Will notices children playing-what are they doing here? They should have been sent away months ago. Hugh follows his gaze.

“Yes, and of course, the children. Damn fools, the parents,” he says. “Sentimental. Didn’t want to send their families away to safety. Like ostriches, they were. I hope the conditions are decent.”

“Well, one hopes, yes.”

“And you heard Millicent Potter went blind from shock?”

“No, I hadn’t heard,” Will said.

“Her child died in her arms, shrapnel from a bomb, and she was holding him, and her husband said all of a sudden she couldn’t see. It comes and goes apparently, but it’s been gone for a while.”

“Awful.”

“And Trudy?” Hugh asks. “I assume she’s not involved in all this?”

“Yes, she’s Portuguese and Chinese, so both good things to be at the moment.”

“It’ll be good to have someone on the outside. She can help you get things and messages. We have our amah and houseboy tailing us at the moment. I’ve given them more money than they’ll see in a lifetime so I hope they don’t run off with it. But what could we do?” Hugh gives a wintry smile. “Ironic, isn’t it? ”

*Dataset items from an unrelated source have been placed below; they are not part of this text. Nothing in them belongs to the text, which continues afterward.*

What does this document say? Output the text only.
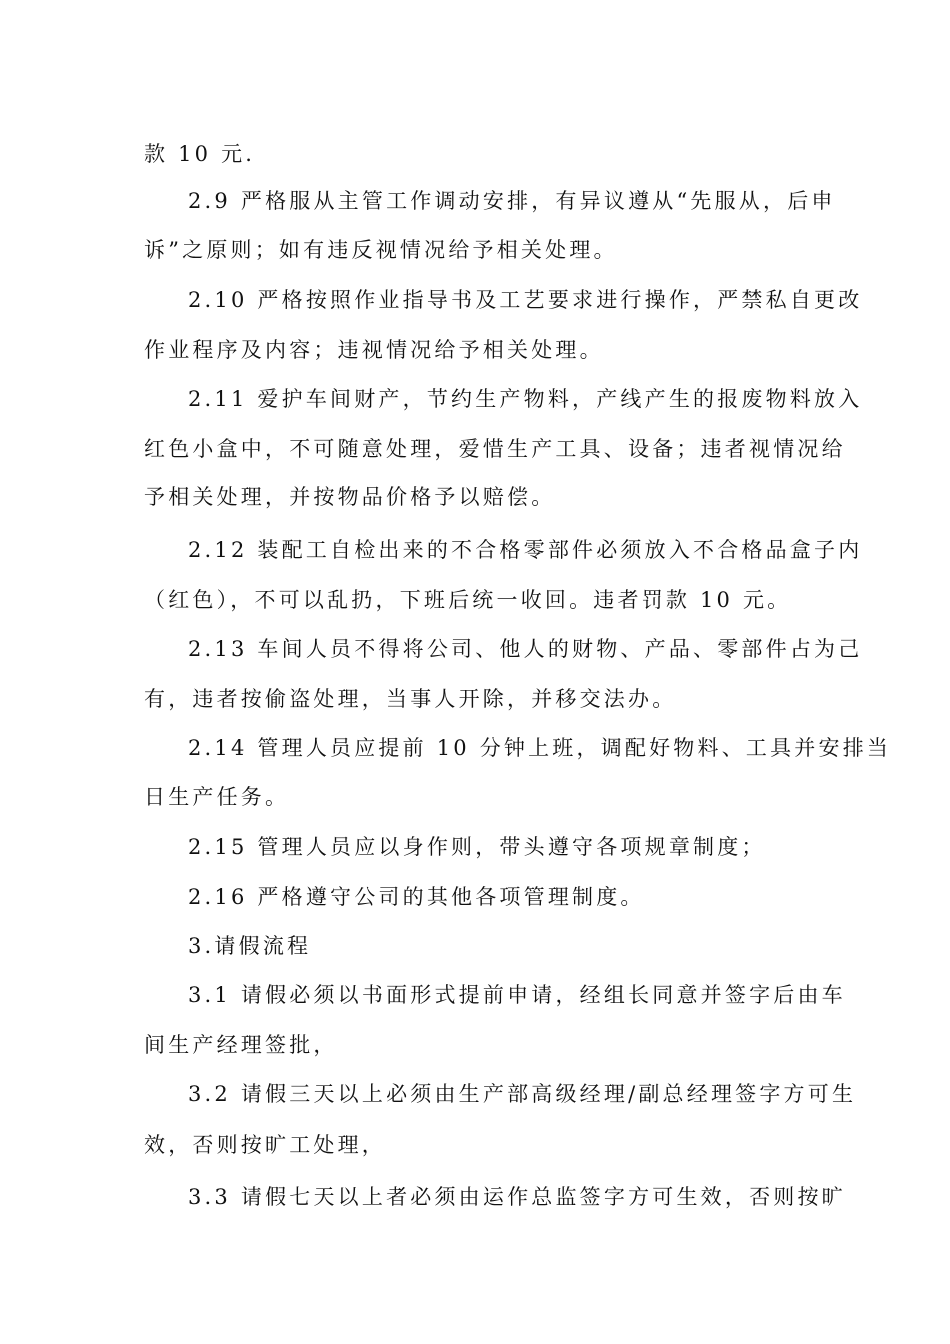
款 10 元.
2.9 严格服从主管工作调动安排，有异议遵从“先服从，后申
诉”之原则；如有违反视情况给予相关处理。
2.10 严格按照作业指导书及工艺要求进行操作，严禁私自更改
作业程序及内容；违视情况给予相关处理。
2.11 爱护车间财产，节约生产物料，产线产生的报废物料放入
红色小盒中，不可随意处理，爱惜生产工具、设备；违者视情况给
予相关处理，并按物品价格予以赔偿。
2.12 装配工自检出来的不合格零部件必须放入不合格品盒子内
（红色），不可以乱扔，下班后统一收回。违者罚款 10 元。
2.13 车间人员不得将公司、他人的财物、产品、零部件占为己
有，违者按偷盗处理，当事人开除，并移交法办。
2.14 管理人员应提前 10 分钟上班，调配好物料、工具并安排当
日生产任务。
2.15 管理人员应以身作则，带头遵守各项规章制度；
2.16 严格遵守公司的其他各项管理制度。
3.请假流程
3.1 请假必须以书面形式提前申请，经组长同意并签字后由车
间生产经理签批，
3.2 请假三天以上必须由生产部高级经理/副总经理签字方可生
效，否则按旷工处理，
3.3 请假七天以上者必须由运作总监签字方可生效，否则按旷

Reggie Arbogast joins them.

“The situation is bad right now. They’re winning in the Philippines and all over Malay and Burma. They’re gaining too much momentum.”

A Japanese soldier rides up on a horse.

“Line! ” he shouts. “One line. No Chinese.”

The crowd hesitates, moves in an amorphous mass, like a jellyfish, Will thinks, if he were watching from the sky. They ripple and lap, an uncertain sea creature.

“One line! No Chinese! ” shouts the soldier again, this time more loudly. He canters the horse around, waving a sword in the air. The Orientals in the mix pick themselves up and move to one side, a gradual sifting of the races.

“It’s like he’s herding us,” Hugh says to Will. “We’re the cattle.”

Will takes account of the clothes he is wearing-a sturdy pair of cotton trousers, two shirts, a sweater, and a jacket. He’s suddenly aware that they might have to last him for a long time. He’s glad he wore a heavy belt. Somehow, he thinks the strong leather and metal will come in useful.

The soldier swings around and leaves. The crowd is silent. A woman sits down on her suitcase and begins to cry. “Buck up,” her husband says. “This is just the beginning.”

They divide them into nationalities and march them in single file. Will watches the Americans walk away, along with the Dutch and the Belgians. The British are made to wait until the end. The Japanese seem to have some special prejudice against them.

They walk for hours, on almost unrecognizable roads with burning piles of rubbish outside charred buildings and the overpowering stench of rotting bodies and human waste. The mothers and children march with the men, babies crying. The roads are lined with locals, silently watching the unlikely spectacle of Western people being led away under the rule of the Oriental. Some spit in their path but most just look. Will sees relief in their faces, relief that they are not the victims, at least this time. There is also pity in some of the older faces. One brave soul in the procession tries to strike up a rendition of “Hail Britannia,” but his melody fades away under the implacable gaze of a soldier who slows his steps until he is menacingly abreast of the singer. And there is the silence again, broken only by the tramping of feet and the heavy breathing of the conquered.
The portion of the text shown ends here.